Mir gefror das Blut in den Adern als ich bemerkte wie die Türklinge langsam runter gedrückt wurde. Beim zweiten Versuch legte er etwas mehr Kraft hinein. Aber auch das brachte ihm nichts. Ich schickte ein kleines Dankgebet gen Himmel für das mit Akten und dicken Büchern vollgestopfte Sideboard. Während er mit jedem Versuch, die Tür zu öffnen, energischer wurde, suchte ich einen Gegenstand mit dem ich die verschlossene Schublade öffnen konnte. Plötzlich fiel mein Blick auf den Brieföffner, der wie ein Minischwert aussah. Ich fasste über die Schreibtischplatte und griff nachdem Öffner, der auf der Postablage ruhte. Verzweifelt versuchte ich die Lade damit zuöffnen. Musste aber feststellen, dass ich davon keinen blaßen Schimmer hatte.
Durch den plötzlichen dumpfen Knall gegen die Tür erschrack ich so sehr dass ich mit dem Brieföffner abrutschte und ihn mir ih die linke Hand rammte. Er musste mit seinem gesamten Körpergewicht gegen die Tür gerannt sein.
Entsetzt starrt ich abwechselnd auf die Tür und auf meine blutende Hand, von der nur ein höllischer Schmerz ausging. Ich hätte beinahe laut aufgeschrien, als ich sah wie mein Blut von der Hand tropfte und auf dem Boden unter mir eine Pfütze bildete.
Ich riss mich erst wieder zusammen als ich merkte, dass er die Tür schon so weit geöffnet hatte dass ich sein Gesicht sehen konnte. Dieses hässliche Grinsen, das nach Blut schrie, werde ich nie mehr vergessen.
Ich weiß nicht mehr warum, aber bevor ich um den Schreibtisch rannte hob ich den Brieföffner auf. Durch die Tür rechts neben dem Schreibtisch gelangte ich in ein Nebenzimmer. Ich machte Licht an um mich besser orientieren zukönnen. Das musste sein Privatraum sein. An der einen Wand hingen lauter Bilder von Leichen. Mir wurde übel. Meine Panik stieg ins unermessliche bei dem Gedanken, dass das mir auch bevor stünde. Deshalb war ich zu allem bereit. Notfalls auch wieder um mein Leben zu rennen.
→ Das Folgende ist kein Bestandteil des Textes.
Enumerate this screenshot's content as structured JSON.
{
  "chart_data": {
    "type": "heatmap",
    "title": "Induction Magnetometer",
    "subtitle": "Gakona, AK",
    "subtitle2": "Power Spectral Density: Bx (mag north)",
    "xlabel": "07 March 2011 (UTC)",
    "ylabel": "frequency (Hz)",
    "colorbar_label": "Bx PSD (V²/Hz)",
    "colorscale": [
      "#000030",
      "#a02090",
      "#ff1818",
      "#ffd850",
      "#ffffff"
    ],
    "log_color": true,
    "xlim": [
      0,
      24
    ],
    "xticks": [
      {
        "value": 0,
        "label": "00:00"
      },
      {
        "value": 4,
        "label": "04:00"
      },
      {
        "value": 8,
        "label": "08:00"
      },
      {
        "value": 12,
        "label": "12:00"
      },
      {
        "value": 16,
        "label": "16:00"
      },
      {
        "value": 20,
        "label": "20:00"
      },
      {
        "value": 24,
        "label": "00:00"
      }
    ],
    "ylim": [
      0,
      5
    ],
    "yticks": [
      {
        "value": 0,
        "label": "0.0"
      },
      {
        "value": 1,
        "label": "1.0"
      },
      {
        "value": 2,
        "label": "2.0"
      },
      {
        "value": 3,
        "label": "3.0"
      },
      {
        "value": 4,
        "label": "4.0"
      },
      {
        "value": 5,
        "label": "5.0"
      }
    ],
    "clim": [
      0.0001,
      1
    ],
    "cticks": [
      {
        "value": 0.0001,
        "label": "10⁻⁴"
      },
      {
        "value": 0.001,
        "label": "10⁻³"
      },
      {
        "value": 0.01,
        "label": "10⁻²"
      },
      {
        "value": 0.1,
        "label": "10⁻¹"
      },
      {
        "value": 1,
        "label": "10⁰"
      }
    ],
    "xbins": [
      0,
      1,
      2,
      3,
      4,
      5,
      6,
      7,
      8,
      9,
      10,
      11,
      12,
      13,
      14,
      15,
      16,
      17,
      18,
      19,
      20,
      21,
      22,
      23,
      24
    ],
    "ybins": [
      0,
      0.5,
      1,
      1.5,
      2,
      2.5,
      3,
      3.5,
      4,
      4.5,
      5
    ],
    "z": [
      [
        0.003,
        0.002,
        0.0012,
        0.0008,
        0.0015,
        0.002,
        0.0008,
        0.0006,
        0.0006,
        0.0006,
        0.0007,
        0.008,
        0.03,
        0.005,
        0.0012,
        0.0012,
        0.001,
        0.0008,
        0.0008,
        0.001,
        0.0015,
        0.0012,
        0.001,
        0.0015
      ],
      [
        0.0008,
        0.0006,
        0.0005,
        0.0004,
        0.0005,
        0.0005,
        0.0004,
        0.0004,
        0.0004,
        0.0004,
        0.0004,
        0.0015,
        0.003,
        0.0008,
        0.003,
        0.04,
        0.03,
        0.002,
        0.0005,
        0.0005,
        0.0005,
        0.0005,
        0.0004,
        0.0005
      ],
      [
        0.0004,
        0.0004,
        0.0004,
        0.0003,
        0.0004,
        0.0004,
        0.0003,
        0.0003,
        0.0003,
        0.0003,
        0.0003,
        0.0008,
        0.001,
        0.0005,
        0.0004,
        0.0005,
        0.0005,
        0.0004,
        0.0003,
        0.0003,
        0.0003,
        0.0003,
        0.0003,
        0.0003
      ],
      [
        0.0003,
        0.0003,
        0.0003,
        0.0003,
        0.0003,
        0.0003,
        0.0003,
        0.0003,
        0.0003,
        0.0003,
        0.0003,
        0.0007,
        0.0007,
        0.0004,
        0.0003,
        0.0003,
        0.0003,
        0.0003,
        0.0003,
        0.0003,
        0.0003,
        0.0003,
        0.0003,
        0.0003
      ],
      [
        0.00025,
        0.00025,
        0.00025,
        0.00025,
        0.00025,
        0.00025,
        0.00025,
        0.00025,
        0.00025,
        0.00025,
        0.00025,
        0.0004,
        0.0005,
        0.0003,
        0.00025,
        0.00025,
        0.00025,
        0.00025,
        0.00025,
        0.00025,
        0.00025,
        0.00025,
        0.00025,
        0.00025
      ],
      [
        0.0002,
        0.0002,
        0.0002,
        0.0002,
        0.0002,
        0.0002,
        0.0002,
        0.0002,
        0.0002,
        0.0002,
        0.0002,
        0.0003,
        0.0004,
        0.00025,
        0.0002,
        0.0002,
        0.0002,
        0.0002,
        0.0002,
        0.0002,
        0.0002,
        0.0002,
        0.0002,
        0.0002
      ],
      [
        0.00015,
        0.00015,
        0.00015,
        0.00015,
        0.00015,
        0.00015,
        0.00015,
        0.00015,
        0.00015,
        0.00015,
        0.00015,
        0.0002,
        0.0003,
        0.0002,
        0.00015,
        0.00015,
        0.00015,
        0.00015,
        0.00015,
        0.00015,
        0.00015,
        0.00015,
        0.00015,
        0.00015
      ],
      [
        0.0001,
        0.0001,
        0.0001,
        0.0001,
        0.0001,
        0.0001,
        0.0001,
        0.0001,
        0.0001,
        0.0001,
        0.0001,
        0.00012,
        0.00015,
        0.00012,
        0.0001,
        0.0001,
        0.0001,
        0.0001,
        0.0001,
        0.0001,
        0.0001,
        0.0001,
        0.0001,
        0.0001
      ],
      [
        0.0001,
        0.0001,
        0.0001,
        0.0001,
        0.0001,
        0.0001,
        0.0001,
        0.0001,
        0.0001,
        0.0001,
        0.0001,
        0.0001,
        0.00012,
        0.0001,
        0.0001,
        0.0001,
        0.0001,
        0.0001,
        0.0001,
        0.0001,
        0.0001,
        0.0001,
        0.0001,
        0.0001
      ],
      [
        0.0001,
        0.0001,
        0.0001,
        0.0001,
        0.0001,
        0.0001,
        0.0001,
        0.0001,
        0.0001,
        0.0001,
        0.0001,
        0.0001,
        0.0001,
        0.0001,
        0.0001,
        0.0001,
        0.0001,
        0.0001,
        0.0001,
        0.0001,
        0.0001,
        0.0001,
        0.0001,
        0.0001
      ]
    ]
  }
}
Ich öffnete also das Fenster und stellte erleichtert fest, dass meine Klassenkameraden noch lebten. Schnell gaben sie mir zu verstehen dass ich zu ihnen kommen sollte. Als ich dort angelangt war teilten wir uns gegenseitig mit, mit kurzen Sätzen, was geschehen war. Und dann passierte etwas das ich niemals gedacht hätte. Wir arbeiteten zusammen.
Wenig später befand ich mich wieder in dem langen Korridor am Eingang und schrie meine ganze Angst raus. Es hatte die erhoffte Wirkung. Er kam aus seinem Büro geeilt und blieb wie angewurzlet stehen als er mich sah.
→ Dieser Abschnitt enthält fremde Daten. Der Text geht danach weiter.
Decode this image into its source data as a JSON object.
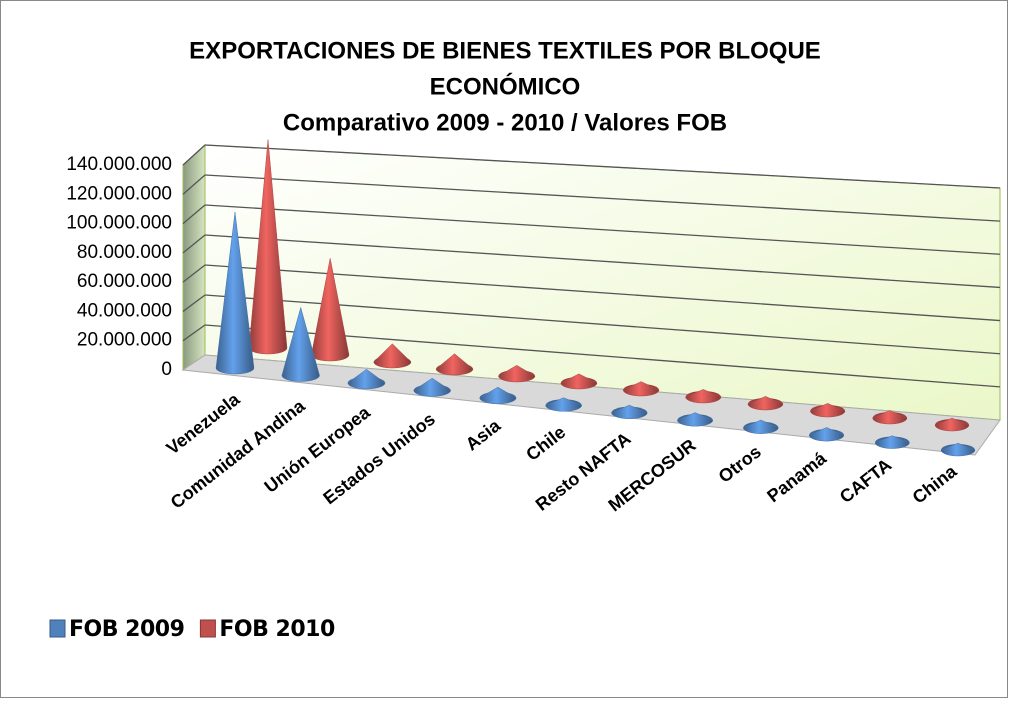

Jede Faser in meinem Körper wollte wegrennen. Als er mit langen Schritten auf mich zu kam schrie alles in mir auf. Aber ich blieb wo ich war. Während der Abstand zu ihm immer kleiner wurde. Als er direkt vor mir war, sprangen die anderen aus ihren Verstecken. Zusammen erledigten wir ihn.